Очевидец
Одна за другой подступают победные даты 1943 г., когда мы впервые летом выдержали немецкий танковый удар на Курской дуге. И не только выстояли в оборонительных боях, но и начали его разгром с тех рубежей, с которых танки начали свой прорыв. Бои были очень тяжелыми и кровавыми. Наша 38-я стрелковая дивизия, вступившая в сражение после переформирования, почти на сто процентов имела свою пехоту из лиц старших возрастов нерусских национальностей. Так, таджиков было 820 человек, узбеков 726, азербайджанцев 338. После вступления в бои после Днепра их осталось в строю (в основном ездовыми) соответственно 47, 62 и 17 человек. Только в бою на реке Псел мы потеряли убитыми около 600 человек, в основном пехоты. Теперь пополнение начало поступать из местных ресурсов.
В ту пору я был заместителем начальника штаба 48-го стрелкового полка по оперативной работе. В мои обязанности входило записывать боевые приказы и доводить их в батальоны, писать каждый день два боевых донесения в штаб дивизии. Так что мои воспоминания вполне документальны не на основании газетных строк тех лет и мемуаров больших начальников, а взяты из первоисточников.
22 сентября я получил в штабе дивизии пять экземпляров очередных листов топокарт и поразился, что на них увидел голубую ленту Днепра. Ведь мы в пехоте мыслили категориями одного дня. И вдруг Днепр-Славутич, воспетый великим Кобзарем!
В 14 часов мы прибыли в село Городище, которое было примерно в трех километрах на нашем берегу реки. Самого русла реки мы не видели, но хорошо просматривался противоположный господствующий обрывистый берег, на котором громоздились украинские хатки-мазанки села Григоровка, где нашему полку было приказано высадиться десантом и захватить плацдарм.
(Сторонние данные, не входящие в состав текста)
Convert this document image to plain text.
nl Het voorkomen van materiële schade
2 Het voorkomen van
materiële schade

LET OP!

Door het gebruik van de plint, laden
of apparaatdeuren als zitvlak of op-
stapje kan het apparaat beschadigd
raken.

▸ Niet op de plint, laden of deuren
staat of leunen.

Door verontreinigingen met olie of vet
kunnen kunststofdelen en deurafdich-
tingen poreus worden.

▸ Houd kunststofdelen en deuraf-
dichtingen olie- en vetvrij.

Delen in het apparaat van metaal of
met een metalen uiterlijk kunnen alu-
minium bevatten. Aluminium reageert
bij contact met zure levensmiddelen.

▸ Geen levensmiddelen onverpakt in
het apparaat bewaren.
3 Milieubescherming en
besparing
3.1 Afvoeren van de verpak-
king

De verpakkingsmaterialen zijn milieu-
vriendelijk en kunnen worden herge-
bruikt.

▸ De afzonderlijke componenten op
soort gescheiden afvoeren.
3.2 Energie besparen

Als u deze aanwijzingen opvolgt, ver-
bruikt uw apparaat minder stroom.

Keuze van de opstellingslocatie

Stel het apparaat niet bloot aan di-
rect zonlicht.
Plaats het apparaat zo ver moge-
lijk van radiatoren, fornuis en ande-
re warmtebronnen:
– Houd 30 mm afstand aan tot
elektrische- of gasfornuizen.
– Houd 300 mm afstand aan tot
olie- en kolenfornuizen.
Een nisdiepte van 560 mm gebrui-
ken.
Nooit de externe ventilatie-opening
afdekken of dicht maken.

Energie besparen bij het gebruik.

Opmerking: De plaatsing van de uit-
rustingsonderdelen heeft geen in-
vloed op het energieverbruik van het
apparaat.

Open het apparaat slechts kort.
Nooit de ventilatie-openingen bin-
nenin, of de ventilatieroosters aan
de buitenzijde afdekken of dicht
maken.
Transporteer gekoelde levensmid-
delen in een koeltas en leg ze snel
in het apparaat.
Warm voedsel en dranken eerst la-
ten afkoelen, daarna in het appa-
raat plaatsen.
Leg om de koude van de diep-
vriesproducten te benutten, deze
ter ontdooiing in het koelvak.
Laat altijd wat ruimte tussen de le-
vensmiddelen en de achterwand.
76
Задачу получали устно - от командира дивизии полковника Богданова командир полка майор Кузминов, начальник штаба майор Ершов и полковой инженер лейтенант Чирва. У всегда бодрого и деятельного майора Кузминова появилась в действиях какая-то апатия, у начальника штаба - тоже. Видимо, их угнетали необычность задачи и отсутствие переправочных средств. В полку к тому времени был только один батальон из трех, положенных по штату. Командовал им боевой старший лейтенант Ламко. В саперном взводе налицо были всего три человека: лейтенант, сержант и ездовой с повозкой.
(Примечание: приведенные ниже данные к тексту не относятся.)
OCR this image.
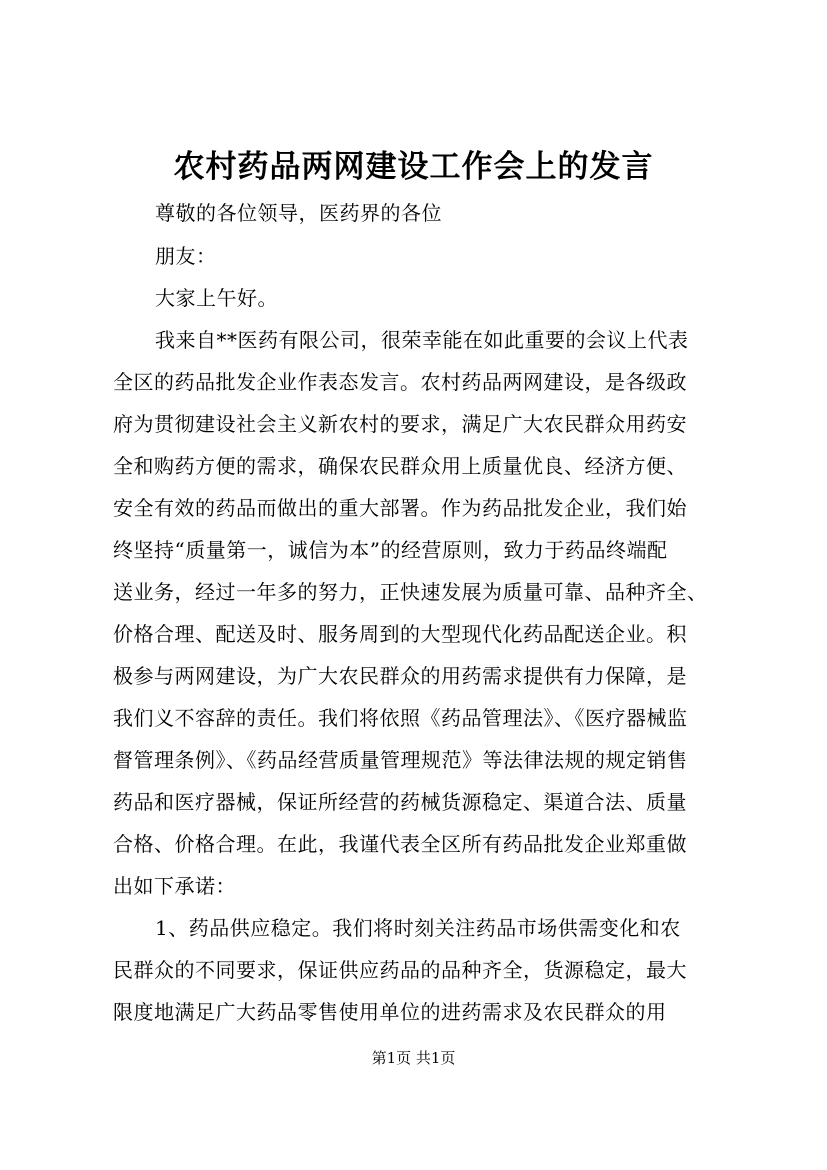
农村药品两网建设工作会上的发言
尊敬的各位领导，医药界的各位
朋友：
大家上午好。
我来自**医药有限公司，很荣幸能在如此重要的会议上代表
全区的药品批发企业作表态发言。农村药品两网建设，是各级政
府为贯彻建设社会主义新农村的要求，满足广大农民群众用药安
全和购药方便的需求，确保农民群众用上质量优良、经济方便、
安全有效的药品而做出的重大部署。作为药品批发企业，我们始
终坚持“质量第一，诚信为本”的经营原则，致力于药品终端配
送业务，经过一年多的努力，正快速发展为质量可靠、品种齐全、
价格合理、配送及时、服务周到的大型现代化药品配送企业。积
极参与两网建设，为广大农民群众的用药需求提供有力保障，是
我们义不容辞的责任。我们将依照《药品管理法》、《医疗器械监
督管理条例》、《药品经营质量管理规范》等法律法规的规定销售
药品和医疗器械，保证所经营的药械货源稳定、渠道合法、质量
合格、价格合理。在此，我谨代表全区所有药品批发企业郑重做
出如下承诺：
1、药品供应稳定。我们将时刻关注药品市场供需变化和农
民群众的不同要求，保证供应药品的品种齐全，货源稳定，最大
限度地满足广大药品零售使用单位的进药需求及农民群众的用
第1页 共1页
Только Федор Чирва не терял самообладания. Эта сложная боевая задача так раззадорила полкового инженера, что он забыл об обеде и со своими двумя помощниками пошел из двора во двор выяснять: у кого есть спрятанные рыбачьи лодки. Когда набралось восемь "посудин", инженер построил владельцев в шеренгу, зачитал текст военной присяги и заставил это сделать всех, стоявших в строю. Инженер поздравил их с зачислением саперами 48-го стрелкового полка. Самым главным их оружием, сказал Чирва, будут их собственные лодки и весла на время переправы полка. Об обмундировании новые служивые даже не заикались. С наступлением темноты на трех повозках лодки перевезли к берегу реки.
В первую ночь мы успели переправить на противоположный берег только взвод пешей разведки под командованием лейтенанта Зайцева. Роты на берегу укрылись в зарослях кустарников, где были спрятаны и лодки. Весь день мы вели наблюдение за противоположным берегом. Передвижений врага не наблюдалось. После выяснилось, что потрепанные части противника были отведены на удаление 15-20 км от русла реки. Немцы никак не рассчитывали, что мы с ходу решимся форсировать реку на подручных средствах, поэтому не организовали оборонительного рубежа на выгодном возвышающемся берегу. Это был их стратегический просчет.
Нашим фронтовым командованием тоже был допущен просчет: в ночь с 23 на 24 сентября был выброшен воздушный тактический десант именно в те районы, где приводили себя в порядок немцы. Почти все десантники погибли. Но и немецкие войска были задействованы и не смогли выдвинуться к берегу, чтобы оказать противодействие форсированию. Подобранные наши парашюты немцы использовали в качестве обивочного материала в своих землянках от просыпающегося грунта.
С наступлением темноты инженер и комбат начали погрузку первой роты. Она высадилась без огневого противодействия противника. Глубоким оврагом роты начали выдвигаться к высоте 244,5, где противник успел организовать опорный пункт в 2-3 км от уреза воды. Вторым рейсом, со следующей ротой, я переправился с несколькими связистами и двумя радистками с рацией. Над руслом реки опустился туман. Вражеские осветительные ракеты слабо мерцали. Только скрип уключин напоминал о тяжелых усилиях нашего перевозчика. Вот и противоположный берег. Лодка ткнулась носом в прибрежный песок. Мы прыгаем на берег, не промочив даже обуви. Овраг очень глубок. Его откосы можно преодолевать только на четвереньках. Поднимаемся на небольшое плато, впереди несколько строений.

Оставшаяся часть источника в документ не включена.